The first is the interplay between growth and interest rates. Globally, central banks are shelving their stimulus programs. They’ve halted or are winding back money injections, and are preparing to normalise monetary conditions. This means a draining of the extraordinary liquidity of the last decade and higher interest rates. However central bankers are very concerned that this tamping on the brakes of the global economy could cause a stall or a crash, and are therefore generally only willing to act when there is clear evidence of more robust economic conditions.
This brings a good news / bad news paradigm to news and economic numbers. A release that shows stronger growth is good news, but the potential for it to lead to higher interest rates is bad news. Similarly, weaker growth is a negative, but the potential it brings for lower interest rates is a positive.

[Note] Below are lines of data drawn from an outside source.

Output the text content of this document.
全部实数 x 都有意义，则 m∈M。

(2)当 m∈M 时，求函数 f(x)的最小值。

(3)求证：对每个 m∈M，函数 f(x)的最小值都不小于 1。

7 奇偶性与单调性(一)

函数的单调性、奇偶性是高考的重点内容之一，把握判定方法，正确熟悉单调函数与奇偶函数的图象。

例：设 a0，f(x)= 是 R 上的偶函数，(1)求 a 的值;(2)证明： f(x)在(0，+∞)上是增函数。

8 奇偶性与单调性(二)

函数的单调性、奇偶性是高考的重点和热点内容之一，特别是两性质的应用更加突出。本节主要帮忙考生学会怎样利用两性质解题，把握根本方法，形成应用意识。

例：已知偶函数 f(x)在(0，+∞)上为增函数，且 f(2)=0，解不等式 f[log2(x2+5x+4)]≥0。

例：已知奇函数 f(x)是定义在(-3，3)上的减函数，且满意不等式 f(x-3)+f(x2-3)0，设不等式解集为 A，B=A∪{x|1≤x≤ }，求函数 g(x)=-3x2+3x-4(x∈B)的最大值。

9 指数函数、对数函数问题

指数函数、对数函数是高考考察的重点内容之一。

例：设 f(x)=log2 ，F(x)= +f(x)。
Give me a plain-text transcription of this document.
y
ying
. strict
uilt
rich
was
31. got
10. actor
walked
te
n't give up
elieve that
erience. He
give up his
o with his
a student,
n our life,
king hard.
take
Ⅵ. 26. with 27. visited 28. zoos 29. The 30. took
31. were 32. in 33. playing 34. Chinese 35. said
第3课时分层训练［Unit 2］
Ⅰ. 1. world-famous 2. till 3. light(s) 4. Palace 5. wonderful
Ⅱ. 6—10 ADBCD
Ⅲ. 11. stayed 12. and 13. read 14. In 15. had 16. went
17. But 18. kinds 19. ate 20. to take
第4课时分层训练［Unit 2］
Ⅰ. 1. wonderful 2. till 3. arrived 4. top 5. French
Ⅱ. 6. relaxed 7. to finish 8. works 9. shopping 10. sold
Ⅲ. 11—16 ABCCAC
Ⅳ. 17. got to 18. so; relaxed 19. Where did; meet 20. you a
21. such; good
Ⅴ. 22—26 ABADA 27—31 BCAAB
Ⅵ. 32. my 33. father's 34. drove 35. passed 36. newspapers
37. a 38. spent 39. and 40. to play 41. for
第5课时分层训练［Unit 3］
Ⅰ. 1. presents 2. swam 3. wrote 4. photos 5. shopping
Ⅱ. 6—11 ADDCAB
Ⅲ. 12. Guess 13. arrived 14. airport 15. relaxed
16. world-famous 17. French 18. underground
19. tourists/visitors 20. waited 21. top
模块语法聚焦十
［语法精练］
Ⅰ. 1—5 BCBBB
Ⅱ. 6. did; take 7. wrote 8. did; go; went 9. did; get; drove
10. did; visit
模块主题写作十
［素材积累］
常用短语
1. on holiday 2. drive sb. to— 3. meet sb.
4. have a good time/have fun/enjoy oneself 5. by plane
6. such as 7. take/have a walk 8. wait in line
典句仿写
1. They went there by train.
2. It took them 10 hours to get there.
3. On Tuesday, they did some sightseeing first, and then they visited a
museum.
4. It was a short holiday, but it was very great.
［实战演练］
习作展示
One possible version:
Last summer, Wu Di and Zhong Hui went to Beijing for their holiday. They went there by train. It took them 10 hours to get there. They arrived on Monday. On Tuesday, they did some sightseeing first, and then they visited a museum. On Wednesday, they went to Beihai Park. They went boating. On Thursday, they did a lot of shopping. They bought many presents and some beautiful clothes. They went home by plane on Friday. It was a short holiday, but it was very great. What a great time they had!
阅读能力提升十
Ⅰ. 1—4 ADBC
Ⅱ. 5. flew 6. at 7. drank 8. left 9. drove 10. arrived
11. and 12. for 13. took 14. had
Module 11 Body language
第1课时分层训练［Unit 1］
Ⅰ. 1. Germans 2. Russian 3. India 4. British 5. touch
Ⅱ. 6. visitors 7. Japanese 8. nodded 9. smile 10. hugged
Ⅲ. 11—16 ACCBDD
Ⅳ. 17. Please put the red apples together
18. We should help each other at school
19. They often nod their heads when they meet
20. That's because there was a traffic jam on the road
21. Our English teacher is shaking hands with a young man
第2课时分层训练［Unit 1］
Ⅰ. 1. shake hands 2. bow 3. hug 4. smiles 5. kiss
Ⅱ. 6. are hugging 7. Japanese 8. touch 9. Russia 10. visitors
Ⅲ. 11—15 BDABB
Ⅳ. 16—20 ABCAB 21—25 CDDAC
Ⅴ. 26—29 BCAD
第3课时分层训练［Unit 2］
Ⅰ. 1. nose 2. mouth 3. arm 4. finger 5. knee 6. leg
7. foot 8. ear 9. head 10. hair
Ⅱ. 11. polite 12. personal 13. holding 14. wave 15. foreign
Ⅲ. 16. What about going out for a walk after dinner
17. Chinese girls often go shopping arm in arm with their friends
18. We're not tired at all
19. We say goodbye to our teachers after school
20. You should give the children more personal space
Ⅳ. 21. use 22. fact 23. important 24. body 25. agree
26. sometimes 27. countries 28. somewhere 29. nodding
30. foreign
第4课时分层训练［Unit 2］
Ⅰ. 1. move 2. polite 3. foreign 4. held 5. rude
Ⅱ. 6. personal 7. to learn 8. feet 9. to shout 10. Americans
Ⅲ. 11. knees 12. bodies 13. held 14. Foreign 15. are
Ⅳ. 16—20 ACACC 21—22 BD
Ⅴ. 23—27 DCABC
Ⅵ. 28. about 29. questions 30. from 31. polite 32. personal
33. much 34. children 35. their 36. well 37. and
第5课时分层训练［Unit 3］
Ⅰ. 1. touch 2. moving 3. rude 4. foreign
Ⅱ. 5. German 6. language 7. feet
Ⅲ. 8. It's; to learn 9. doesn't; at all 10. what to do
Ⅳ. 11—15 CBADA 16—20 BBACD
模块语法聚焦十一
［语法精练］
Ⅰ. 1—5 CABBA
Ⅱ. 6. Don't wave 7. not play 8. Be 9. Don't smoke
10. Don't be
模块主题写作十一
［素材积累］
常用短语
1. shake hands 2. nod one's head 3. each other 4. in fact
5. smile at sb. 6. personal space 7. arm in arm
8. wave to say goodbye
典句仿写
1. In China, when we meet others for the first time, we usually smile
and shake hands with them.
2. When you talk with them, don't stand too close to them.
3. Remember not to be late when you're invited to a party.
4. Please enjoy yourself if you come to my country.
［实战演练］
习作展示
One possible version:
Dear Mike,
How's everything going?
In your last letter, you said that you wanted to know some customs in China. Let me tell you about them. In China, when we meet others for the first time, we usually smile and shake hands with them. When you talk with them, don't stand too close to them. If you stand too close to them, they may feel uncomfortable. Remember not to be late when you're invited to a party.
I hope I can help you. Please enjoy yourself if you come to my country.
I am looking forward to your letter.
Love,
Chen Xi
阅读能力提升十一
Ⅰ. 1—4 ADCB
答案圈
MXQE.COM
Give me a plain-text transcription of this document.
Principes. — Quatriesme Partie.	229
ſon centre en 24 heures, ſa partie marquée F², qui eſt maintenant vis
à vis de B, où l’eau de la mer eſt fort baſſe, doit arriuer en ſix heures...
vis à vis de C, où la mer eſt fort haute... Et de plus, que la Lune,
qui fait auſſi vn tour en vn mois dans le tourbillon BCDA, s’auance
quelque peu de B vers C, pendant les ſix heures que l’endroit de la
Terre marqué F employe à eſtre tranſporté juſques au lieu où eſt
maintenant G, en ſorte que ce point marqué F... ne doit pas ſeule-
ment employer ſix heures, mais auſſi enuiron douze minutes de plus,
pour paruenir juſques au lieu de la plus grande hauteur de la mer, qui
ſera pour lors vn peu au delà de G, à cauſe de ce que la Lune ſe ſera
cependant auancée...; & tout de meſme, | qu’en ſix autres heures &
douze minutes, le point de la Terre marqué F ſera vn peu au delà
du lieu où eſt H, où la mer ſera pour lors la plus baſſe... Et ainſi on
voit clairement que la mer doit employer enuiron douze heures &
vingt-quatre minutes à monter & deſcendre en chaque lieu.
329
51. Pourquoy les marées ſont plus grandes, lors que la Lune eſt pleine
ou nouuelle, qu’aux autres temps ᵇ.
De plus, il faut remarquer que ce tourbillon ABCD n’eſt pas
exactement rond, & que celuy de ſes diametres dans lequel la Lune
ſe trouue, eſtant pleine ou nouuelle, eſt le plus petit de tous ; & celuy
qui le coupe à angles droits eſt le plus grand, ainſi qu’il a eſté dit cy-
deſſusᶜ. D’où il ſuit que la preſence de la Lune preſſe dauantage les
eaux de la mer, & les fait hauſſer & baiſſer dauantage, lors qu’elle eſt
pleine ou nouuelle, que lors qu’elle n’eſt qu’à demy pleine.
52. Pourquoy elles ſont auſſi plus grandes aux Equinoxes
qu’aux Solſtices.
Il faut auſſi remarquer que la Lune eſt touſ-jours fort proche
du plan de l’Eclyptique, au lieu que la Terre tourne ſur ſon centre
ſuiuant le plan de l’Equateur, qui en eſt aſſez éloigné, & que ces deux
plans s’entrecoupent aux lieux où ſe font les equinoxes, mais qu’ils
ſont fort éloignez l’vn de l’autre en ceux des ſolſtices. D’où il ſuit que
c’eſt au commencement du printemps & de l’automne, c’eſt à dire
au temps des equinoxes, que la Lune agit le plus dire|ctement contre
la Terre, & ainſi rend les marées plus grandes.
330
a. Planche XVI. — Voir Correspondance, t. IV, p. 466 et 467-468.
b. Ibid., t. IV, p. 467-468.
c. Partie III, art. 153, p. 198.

Secondly, the market argument about growth in the 2020 relies less on hard evidence and more on conjecture. When the debate is about what’s happening right now, every data release informs the discussion. Where the debate is about the distant future (24 hours is a long time in markets – 18 months an eternity) there is less solid information to support those on either side of the market divide.
One implication of these market drivers is the potential for both higher overall volatility, and higher volatility of volatility. There could be periods of extreme movement, followed by calm, followed by more swings. It’s likely to be a tough time for frail or nervous investors.
Another important implication is that sentiment and positioning are now more influential factors. It is difficult for investors to gauge actual positioning – the millions of market participants worldwide means the aggregate position is almost impossible to know. However market prices move on the balance of buyers and sellers. Where there is sustained move in either direction, it can be a good indication of the overall positioning, and alert investors may look for a push back in the opposite direction.
Sentiment may be easier for investors to track. Staying in touch with mainstream media reporting informs current sentiment, as broader media groups tend to reflect their audience. Social media may also give a sense of prevailing sentiment, although care should be taken with more extremist sites with names like ZeroSense and Cot Hopper. As a rough rule of thumb, the more conspiracy theorists, the less useful.
Successful investment strategy may require more contrarianism this year. One view is that overall it looks a lot like another broadly sideways year, with neither boom nor bust on the agenda, driven by reasonable growth and spiced with heightened fear. A possible approach is to doubt the extremes of sentiment and market swings, buying as the world is ending, and selling on any “all clear”.